David’s eyes narrowed. It was as if the pauses, the subtly accented words of the Faery’s speech were meant to convey some second, hidden message that must remain unspoken.
“If the Sidhe do not have the ring, then where is it?”
“Somewhere in your World, I suppose.”
“Swear that this is the truth.”
“I swear that I do not know where the ring is; to make further oaths in ignorance would be foolish.”
David grunted. “Sure?”
“It is as I have said. Now will you let me up?” The Faery sighed wearily. “There is nothing more I can do to help you.”
“No, I suppose there isn’t, is there?” David smiled a smile as grim as the Faery’s. He withdrew the bow from the boy’s throat and stood up stiffly.
Fionchadd rose as well and dusted himself off. He extended a slim right hand. David looked puzzled.
“You have bested me in a fight,” said the boy. “And few have done that. I would offer you my aid, but it is sworn elsewhere and I may not break that oath. But when this song is ended, let us be friends. Maybe yet we will meet as comrades in Faerie.”
David didn’t know quite what to do at first or why he did what he did do, but that phrase rang in his mind as something sacred, old, and honorable—beyond good and evil. Hadn’t the champion of the Tuatha de Danaan said that to the champion of the Fir Bolg when first they fought in Ireland? Hesitantly he extended his own hand, and clasped that of the Faery youth.
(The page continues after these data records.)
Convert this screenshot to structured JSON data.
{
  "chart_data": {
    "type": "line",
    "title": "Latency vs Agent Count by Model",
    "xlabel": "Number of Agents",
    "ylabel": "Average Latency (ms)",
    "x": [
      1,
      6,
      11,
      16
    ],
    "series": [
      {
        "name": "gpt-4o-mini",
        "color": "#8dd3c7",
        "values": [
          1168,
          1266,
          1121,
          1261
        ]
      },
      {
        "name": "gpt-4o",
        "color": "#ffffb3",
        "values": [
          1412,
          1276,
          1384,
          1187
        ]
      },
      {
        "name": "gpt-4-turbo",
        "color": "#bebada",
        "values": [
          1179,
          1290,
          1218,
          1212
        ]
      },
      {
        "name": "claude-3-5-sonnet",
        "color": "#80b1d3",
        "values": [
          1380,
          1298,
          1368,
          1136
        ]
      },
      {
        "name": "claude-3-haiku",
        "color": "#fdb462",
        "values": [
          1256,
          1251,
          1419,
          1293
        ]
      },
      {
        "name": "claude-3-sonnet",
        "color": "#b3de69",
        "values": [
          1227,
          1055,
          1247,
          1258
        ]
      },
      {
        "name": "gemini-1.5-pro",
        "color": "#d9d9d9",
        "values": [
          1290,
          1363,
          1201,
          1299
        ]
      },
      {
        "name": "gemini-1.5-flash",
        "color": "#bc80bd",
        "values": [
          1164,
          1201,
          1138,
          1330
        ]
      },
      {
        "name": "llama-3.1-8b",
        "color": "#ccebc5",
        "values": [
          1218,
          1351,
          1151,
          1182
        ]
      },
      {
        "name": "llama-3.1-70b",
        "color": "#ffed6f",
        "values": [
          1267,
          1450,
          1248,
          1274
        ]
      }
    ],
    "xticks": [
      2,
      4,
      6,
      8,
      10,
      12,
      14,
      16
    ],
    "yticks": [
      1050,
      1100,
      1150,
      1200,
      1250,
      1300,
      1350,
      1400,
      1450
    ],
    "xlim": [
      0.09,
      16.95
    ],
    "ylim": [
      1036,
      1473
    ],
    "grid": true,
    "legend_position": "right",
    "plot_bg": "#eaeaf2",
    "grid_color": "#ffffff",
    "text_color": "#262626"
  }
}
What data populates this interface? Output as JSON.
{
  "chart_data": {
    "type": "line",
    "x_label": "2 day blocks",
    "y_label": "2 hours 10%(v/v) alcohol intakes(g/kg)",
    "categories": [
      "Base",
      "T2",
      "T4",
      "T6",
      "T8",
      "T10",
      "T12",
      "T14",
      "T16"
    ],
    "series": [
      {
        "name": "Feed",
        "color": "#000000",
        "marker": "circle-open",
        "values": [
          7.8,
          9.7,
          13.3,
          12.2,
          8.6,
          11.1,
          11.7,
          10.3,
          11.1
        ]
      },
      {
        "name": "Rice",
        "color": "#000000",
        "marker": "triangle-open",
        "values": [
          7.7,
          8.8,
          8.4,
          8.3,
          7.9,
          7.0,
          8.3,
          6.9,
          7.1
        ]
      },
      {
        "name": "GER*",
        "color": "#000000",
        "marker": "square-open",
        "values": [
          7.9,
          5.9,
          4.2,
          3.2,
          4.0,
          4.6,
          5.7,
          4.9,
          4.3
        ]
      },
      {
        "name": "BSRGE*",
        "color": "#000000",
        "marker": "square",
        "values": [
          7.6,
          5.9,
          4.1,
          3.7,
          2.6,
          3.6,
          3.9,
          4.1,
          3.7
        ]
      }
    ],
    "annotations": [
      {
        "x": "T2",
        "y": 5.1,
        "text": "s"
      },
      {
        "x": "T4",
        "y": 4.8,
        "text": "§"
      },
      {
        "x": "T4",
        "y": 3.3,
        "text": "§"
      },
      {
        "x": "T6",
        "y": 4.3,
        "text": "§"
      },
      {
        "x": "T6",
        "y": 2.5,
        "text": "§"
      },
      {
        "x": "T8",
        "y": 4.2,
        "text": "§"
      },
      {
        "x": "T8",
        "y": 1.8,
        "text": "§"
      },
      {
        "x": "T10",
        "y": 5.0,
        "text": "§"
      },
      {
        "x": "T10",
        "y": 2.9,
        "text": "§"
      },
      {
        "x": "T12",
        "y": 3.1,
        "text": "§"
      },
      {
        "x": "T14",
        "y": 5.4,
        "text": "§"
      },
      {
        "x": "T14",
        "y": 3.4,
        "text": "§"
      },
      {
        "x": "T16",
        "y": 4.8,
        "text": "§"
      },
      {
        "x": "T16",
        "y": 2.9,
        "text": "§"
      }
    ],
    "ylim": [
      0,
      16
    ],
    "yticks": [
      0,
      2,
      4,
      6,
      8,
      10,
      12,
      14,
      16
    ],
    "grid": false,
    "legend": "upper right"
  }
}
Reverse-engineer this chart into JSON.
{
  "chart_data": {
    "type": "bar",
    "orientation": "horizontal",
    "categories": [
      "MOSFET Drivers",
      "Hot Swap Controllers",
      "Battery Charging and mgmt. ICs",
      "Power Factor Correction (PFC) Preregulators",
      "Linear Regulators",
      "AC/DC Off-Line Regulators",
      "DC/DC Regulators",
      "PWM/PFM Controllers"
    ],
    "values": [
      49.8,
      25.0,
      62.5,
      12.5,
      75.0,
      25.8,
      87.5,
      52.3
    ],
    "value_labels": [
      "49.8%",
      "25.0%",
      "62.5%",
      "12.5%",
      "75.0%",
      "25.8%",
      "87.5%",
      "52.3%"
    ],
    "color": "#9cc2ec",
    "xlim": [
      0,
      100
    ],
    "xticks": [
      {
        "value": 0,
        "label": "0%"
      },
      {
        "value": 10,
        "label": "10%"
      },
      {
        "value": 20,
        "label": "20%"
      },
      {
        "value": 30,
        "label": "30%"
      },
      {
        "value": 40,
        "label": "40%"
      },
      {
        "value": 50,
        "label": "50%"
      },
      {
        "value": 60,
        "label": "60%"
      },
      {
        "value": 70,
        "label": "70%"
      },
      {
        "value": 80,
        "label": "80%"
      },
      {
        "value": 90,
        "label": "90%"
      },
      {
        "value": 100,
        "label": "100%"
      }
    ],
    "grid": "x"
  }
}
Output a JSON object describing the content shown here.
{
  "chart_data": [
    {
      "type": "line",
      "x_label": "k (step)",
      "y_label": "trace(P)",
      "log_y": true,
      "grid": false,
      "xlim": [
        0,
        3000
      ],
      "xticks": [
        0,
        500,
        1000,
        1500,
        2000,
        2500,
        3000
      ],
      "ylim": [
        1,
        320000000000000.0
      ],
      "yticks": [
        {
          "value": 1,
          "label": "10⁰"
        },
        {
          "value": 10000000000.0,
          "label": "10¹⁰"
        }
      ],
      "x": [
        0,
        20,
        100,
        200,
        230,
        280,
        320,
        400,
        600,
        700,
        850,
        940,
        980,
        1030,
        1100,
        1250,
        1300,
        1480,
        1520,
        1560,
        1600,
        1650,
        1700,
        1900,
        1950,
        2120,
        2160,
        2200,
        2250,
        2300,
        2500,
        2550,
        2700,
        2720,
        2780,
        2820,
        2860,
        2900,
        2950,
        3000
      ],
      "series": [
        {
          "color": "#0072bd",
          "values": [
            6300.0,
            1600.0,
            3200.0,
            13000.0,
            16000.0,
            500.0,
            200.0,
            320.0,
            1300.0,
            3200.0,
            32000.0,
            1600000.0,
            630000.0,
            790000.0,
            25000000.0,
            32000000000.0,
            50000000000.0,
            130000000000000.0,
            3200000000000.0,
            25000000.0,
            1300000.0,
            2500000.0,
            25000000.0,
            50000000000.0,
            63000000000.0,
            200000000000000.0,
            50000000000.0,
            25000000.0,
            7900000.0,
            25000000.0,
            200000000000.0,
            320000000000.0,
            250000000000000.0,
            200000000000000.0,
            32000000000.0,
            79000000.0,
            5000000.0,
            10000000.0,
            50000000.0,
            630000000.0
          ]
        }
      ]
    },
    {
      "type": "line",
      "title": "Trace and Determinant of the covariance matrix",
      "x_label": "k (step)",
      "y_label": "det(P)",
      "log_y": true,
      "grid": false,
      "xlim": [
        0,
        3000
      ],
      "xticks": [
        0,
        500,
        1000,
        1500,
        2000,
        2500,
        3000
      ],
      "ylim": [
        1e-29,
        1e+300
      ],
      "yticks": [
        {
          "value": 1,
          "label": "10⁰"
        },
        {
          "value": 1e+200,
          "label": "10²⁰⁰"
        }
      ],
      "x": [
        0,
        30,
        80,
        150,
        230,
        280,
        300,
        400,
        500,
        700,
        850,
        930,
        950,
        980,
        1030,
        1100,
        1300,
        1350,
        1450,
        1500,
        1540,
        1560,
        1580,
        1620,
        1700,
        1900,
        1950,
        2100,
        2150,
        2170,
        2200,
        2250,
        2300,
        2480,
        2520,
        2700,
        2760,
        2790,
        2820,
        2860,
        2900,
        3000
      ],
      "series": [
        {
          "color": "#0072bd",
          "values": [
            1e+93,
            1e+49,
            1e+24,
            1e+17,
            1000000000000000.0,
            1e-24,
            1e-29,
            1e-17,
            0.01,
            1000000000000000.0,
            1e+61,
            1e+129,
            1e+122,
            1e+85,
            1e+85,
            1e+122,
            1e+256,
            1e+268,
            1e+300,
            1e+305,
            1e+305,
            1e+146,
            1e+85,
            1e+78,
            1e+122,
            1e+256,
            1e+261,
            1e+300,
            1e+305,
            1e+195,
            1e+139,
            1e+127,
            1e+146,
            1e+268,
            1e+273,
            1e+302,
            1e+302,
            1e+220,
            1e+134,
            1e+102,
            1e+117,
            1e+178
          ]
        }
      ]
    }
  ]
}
They looked into each other’s eyes for a moment, then released each other’s hands. The Faery boy took his bow from David’s loose fingers. “And now I must depart,” he said. “Ailill has asked of me almost more than is his right to ask.” The boy disappeared into the trees before David could do or say anything further. The leaves did not rustle under his tread, but the print of his back was still visible in the soft loam of the forest floor. David sat down by Uncle Dale and waited, looking often at his hands, wondering whether or not he was a traitor.